Una vez conquistada mi ciudad, nos fuimos unos días a otra ciudad, y nos quedamos en un cucarachero por ser el único precio cómodo que encontramos. Ahí hicimos vida de turistas y nos portamos súper bien, no sé si a falta de opciones o porque el clima era tan malo que amenazaba con enfermarnos a los dos ante el menor intento de desacato. Y lo mejor fue que no importó, porque la pasamos súper bien viendo tele en el cuchitril o comiendo en cualquier rincón, paseando por la playa o corriendo bajo una sombrilla despedazada, como es lo habitual en mí. R se fue por dos semanas y me dejó de nuevo solo en la ciudad, pero no importaba porque sabía que nos quedaba todo un fin de semana juntos después. Y así fue y esta vez hicimos vida cultural y nos la pasamos genial con solo cosas simples: una película en la noche, una botella de agua en un bar, una conversación larga y tendida en una banca de un parque, un viaje en bus a una de las maravillas del mundo que había visto él de niño en un libro que tenía su papá y que él ansiaba conocer, un desayuno de huevos con salchichas y varias cenas de sopa de pollo con verduras. Con R recuperé mi vida por unas pocas horas y me encontré otra vez siendo yo mismo, con espontaneidad y comodidad.
Cuando lo acompañé al aeropuerto, me peleé con dos personas diferentes por el mal trato que nos dieron (o sea, lo normal en esta ciudad), cosa que nunca había hecho. Creo que me envalentoné porque me sentía apoyado. Aunque también pienso que lo que me molestó es que lo trataran mal a él en particular. No sé.

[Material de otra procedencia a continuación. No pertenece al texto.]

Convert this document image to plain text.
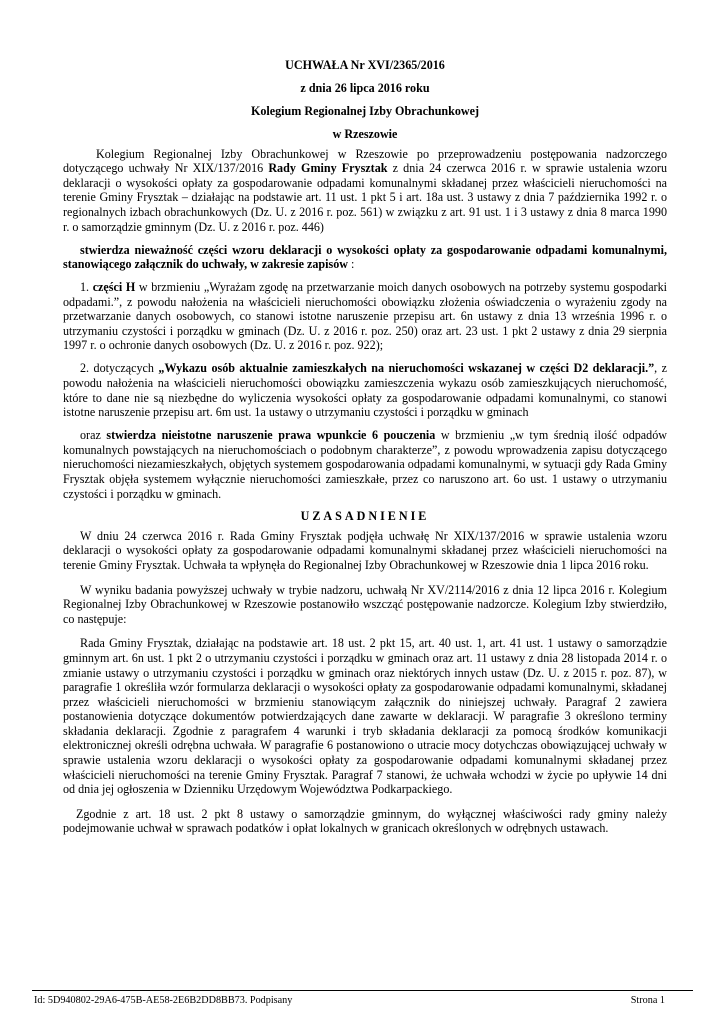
UCHWAŁA Nr XVI/2365/2016
z dnia 26 lipca 2016 roku
Kolegium Regionalnej Izby Obrachunkowej
w Rzeszowie

Kolegium Regionalnej Izby Obrachunkowej w Rzeszowie po przeprowadzeniu postępowania nadzorczego dotyczącego uchwały Nr XIX/137/2016 Rady Gminy Frysztak z dnia 24 czerwca 2016 r. w sprawie ustalenia wzoru deklaracji o wysokości opłaty za gospodarowanie odpadami komunalnymi składanej przez właścicieli nieruchomości na terenie Gminy Frysztak – działając na podstawie art. 11 ust. 1 pkt 5 i art. 18a ust. 3 ustawy z dnia 7 października 1992 r. o regionalnych izbach obrachunkowych (Dz. U. z 2016 r. poz. 561) w związku z art. 91 ust. 1 i 3 ustawy z dnia 8 marca 1990 r. o samorządzie gminnym (Dz. U. z 2016 r. poz. 446)

stwierdza nieważność części wzoru deklaracji o wysokości opłaty za gospodarowanie odpadami komunalnymi, stanowiącego załącznik do uchwały, w zakresie zapisów :

1. części H w brzmieniu „Wyrażam zgodę na przetwarzanie moich danych osobowych na potrzeby systemu gospodarki odpadami.”, z powodu nałożenia na właścicieli nieruchomości obowiązku złożenia oświadczenia o wyrażeniu zgody na przetwarzanie danych osobowych, co stanowi istotne naruszenie przepisu art. 6n ustawy z dnia 13 września 1996 r. o utrzymaniu czystości i porządku w gminach (Dz. U. z 2016 r. poz. 250) oraz art. 23 ust. 1 pkt 2 ustawy z dnia 29 sierpnia 1997 r. o ochronie danych osobowych (Dz. U. z 2016 r. poz. 922);

2. dotyczących „Wykazu osób aktualnie zamieszkałych na nieruchomości wskazanej w części D2 deklaracji.”, z powodu nałożenia na właścicieli nieruchomości obowiązku zamieszczenia wykazu osób zamieszkujących nieruchomość, które to dane nie są niezbędne do wyliczenia wysokości opłaty za gospodarowanie odpadami komunalnymi, co stanowi istotne naruszenie przepisu art. 6m ust. 1a ustawy o utrzymaniu czystości i porządku w gminach

oraz stwierdza nieistotne naruszenie prawa wpunkcie 6 pouczenia w brzmieniu „w tym średnią ilość odpadów komunalnych powstających na nieruchomościach o podobnym charakterze”, z powodu wprowadzenia zapisu dotyczącego nieruchomości niezamieszkałych, objętych systemem gospodarowania odpadami komunalnymi, w sytuacji gdy Rada Gminy Frysztak objęła systemem wyłącznie nieruchomości zamieszkałe, przez co naruszono art. 6o ust. 1 ustawy o utrzymaniu czystości i porządku w gminach.

UZASADNIENIE

W dniu 24 czerwca 2016 r. Rada Gminy Frysztak podjęła uchwałę Nr XIX/137/2016 w sprawie ustalenia wzoru deklaracji o wysokości opłaty za gospodarowanie odpadami komunalnymi składanej przez właścicieli nieruchomości na terenie Gminy Frysztak. Uchwała ta wpłynęła do Regionalnej Izby Obrachunkowej w Rzeszowie dnia 1 lipca 2016 roku.

W wyniku badania powyższej uchwały w trybie nadzoru, uchwałą Nr XV/2114/2016 z dnia 12 lipca 2016 r. Kolegium Regionalnej Izby Obrachunkowej w Rzeszowie postanowiło wszcząć postępowanie nadzorcze. Kolegium Izby stwierdziło, co następuje:

Rada Gminy Frysztak, działając na podstawie art. 18 ust. 2 pkt 15, art. 40 ust. 1, art. 41 ust. 1 ustawy o samorządzie gminnym art. 6n ust. 1 pkt 2 o utrzymaniu czystości i porządku w gminach oraz art. 11 ustawy z dnia 28 listopada 2014 r. o zmianie ustawy o utrzymaniu czystości i porządku w gminach oraz niektórych innych ustaw (Dz. U. z 2015 r. poz. 87), w paragrafie 1 określiła wzór formularza deklaracji o wysokości opłaty za gospodarowanie odpadami komunalnymi, składanej przez właścicieli nieruchomości w brzmieniu stanowiącym załącznik do niniejszej uchwały. Paragraf 2 zawiera postanowienia dotyczące dokumentów potwierdzających dane zawarte w deklaracji. W paragrafie 3 określono terminy składania deklaracji. Zgodnie z paragrafem 4 warunki i tryb składania deklaracji za pomocą środków komunikacji elektronicznej określi odrębna uchwała. W paragrafie 6 postanowiono o utracie mocy dotychczas obowiązującej uchwały w sprawie ustalenia wzoru deklaracji o wysokości opłaty za gospodarowanie odpadami komunalnymi składanej przez właścicieli nieruchomości na terenie Gminy Frysztak. Paragraf 7 stanowi, że uchwała wchodzi w życie po upływie 14 dni od dnia jej ogłoszenia w Dzienniku Urzędowym Województwa Podkarpackiego.

Zgodnie z art. 18 ust. 2 pkt 8 ustawy o samorządzie gminnym, do wyłącznej właściwości rady gminy należy podejmowanie uchwał w sprawach podatków i opłat lokalnych w granicach określonych w odrębnych ustawach.

Id: 5D940802-29A6-475B-AE58-2E6B2DD8BB73. Podpisany	Strona 1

Hay personas con las que existe una relación íntima y cómplice, que no cambia a pesar de la distancia ni del tiempo. Son a esas personas que no te permiten perderte en el mar de concreto e indiferencia, ni refugiarte en los cuerpos extraños por siempre y diluirte en la inmensidad de la nada, a las que llamamos amigos, verdaderos amigos, amigos del alma. Tomamos conciencia de cuándo vivimos rodeados de extraños íntimos solo en el momento en que nuestros seres más cercanos se aparecen para recordarnos que la compañía no es amanecer junto a otro cuerpo, sino amanecer solos con la sensación de que alguien a kilómetros de distancia sí nos entiende y nos recuerda, con la certeza de que ese alguien piensa en nosotros de vez en cuando y nos echa de menos tanto cuando un cielo gris amenaza con desparramarse sin reparos como cuando el sol calienta y el suelo es verde, y se ríe y se llena de nostalgia, y espera verte pronto otra vez, ojalá muy pronto.